Lehericey's daring and successful debut
After its selection in the Locarno Filmmakers of the Present section, Delphine Lehericey’s Comme à Ostende this weekend featured out of competition at the 22nd Namur Francophone Film Festival (September 28-October 5).
The Belgian-made feature debut by a former cinema actress who has a few documentaries and shorts to her name, the original approach of Comme à Ostende seduces viewers with its accuracy and its depth.
Influenced by John Cassavetes, the Nouvelle Vague and Dogma, Lehericey chose to improvise with commanding actors (Belgians Jan Hammenecker and Simon André and Greek-born Swiss actress Myrto Procopiou) on a simple yet overpowering plot.
The film’s two narrative threads follow the suffering and day-to-day life of Léo and Maria, a separated couple, before they meet up again when Léo finally decides to bring his father, a fragile and tender character with sparkling eyes who is suffering from Alzheimers, to a hospice in Ostende.
Lehericey does not explain her characters but follows them closely, filming their bodies and emotions as tightly as possible.
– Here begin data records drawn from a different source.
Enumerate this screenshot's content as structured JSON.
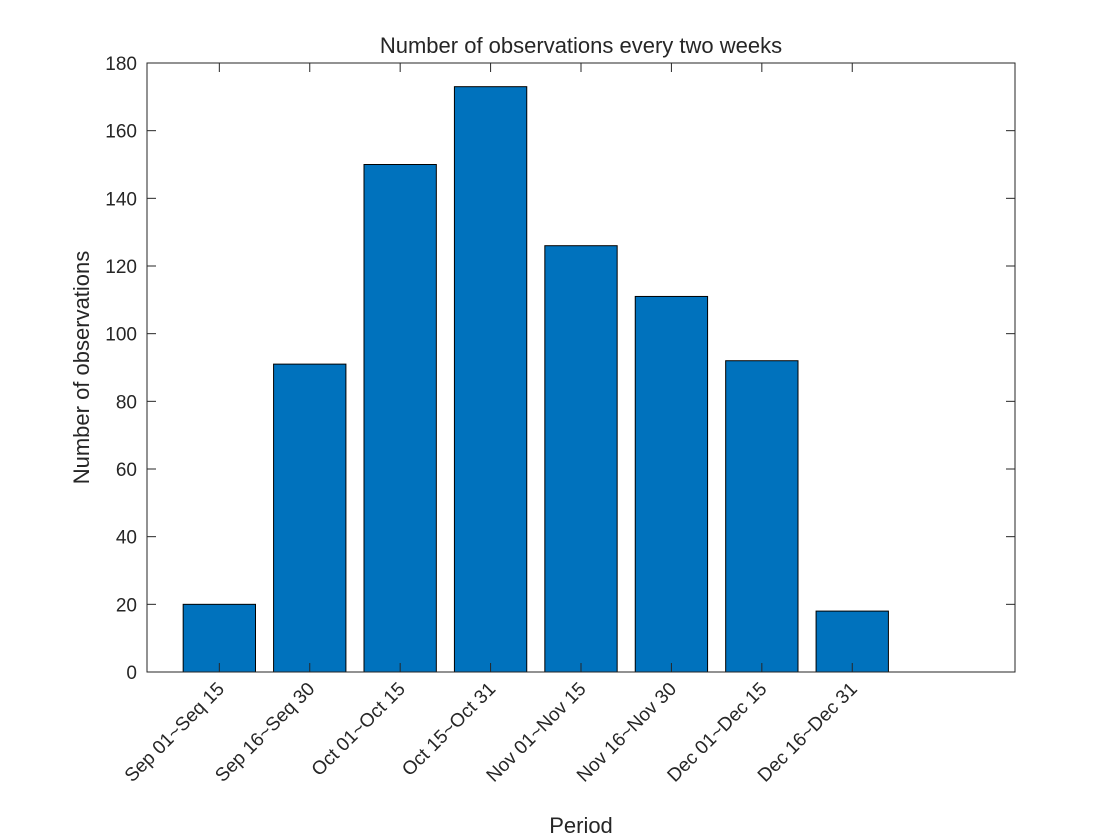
{
  "chart_data": {
    "type": "bar",
    "title": "Number of observations every two weeks",
    "xlabel": "Period",
    "ylabel": "Number of observations",
    "categories": [
      "Sep 01~Seq 15",
      "Sep 16~Seq 30",
      "Oct 01~Oct 15",
      "Oct 15~Oct 31",
      "Nov 01~Nov 15",
      "Nov 16~Nov 30",
      "Dec 01~Dec 15",
      "Dec 16~Dec 31"
    ],
    "values": [
      20,
      91,
      150,
      173,
      126,
      111,
      92,
      18
    ],
    "ylim": [
      0,
      180
    ],
    "yticks": [
      0,
      20,
      40,
      60,
      80,
      100,
      120,
      140,
      160,
      180
    ],
    "xlim": [
      0.2,
      9.8
    ],
    "grid": false,
    "legend": "none",
    "bar_color": "#0072BD",
    "edge_color": "#000000"
  }
}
As events push the story to its denouement, the narration holds firm, especially in dilated, at times insignificant moments. Bursts of laughter or insinuations depict the intimacy between the characters.
Lacking depth of field, the digital images, as dissolved as they are moving, are also fragile. The sometimes slightly coarse improvisations add friction to the long and minimally edited sequences that keep the characters, who falter under the burden of their hesitation, within the frame.
Ultimately, Comme à Ostende is a very moving film. Like its characters, it walks unwaveringly down a thin and fragile line, like a tightrope walker, from which it gets its strength.
The film is slated for a spring 2008 release through Entre Chien et Loup’s distribution outfit Dreamtouch (see news).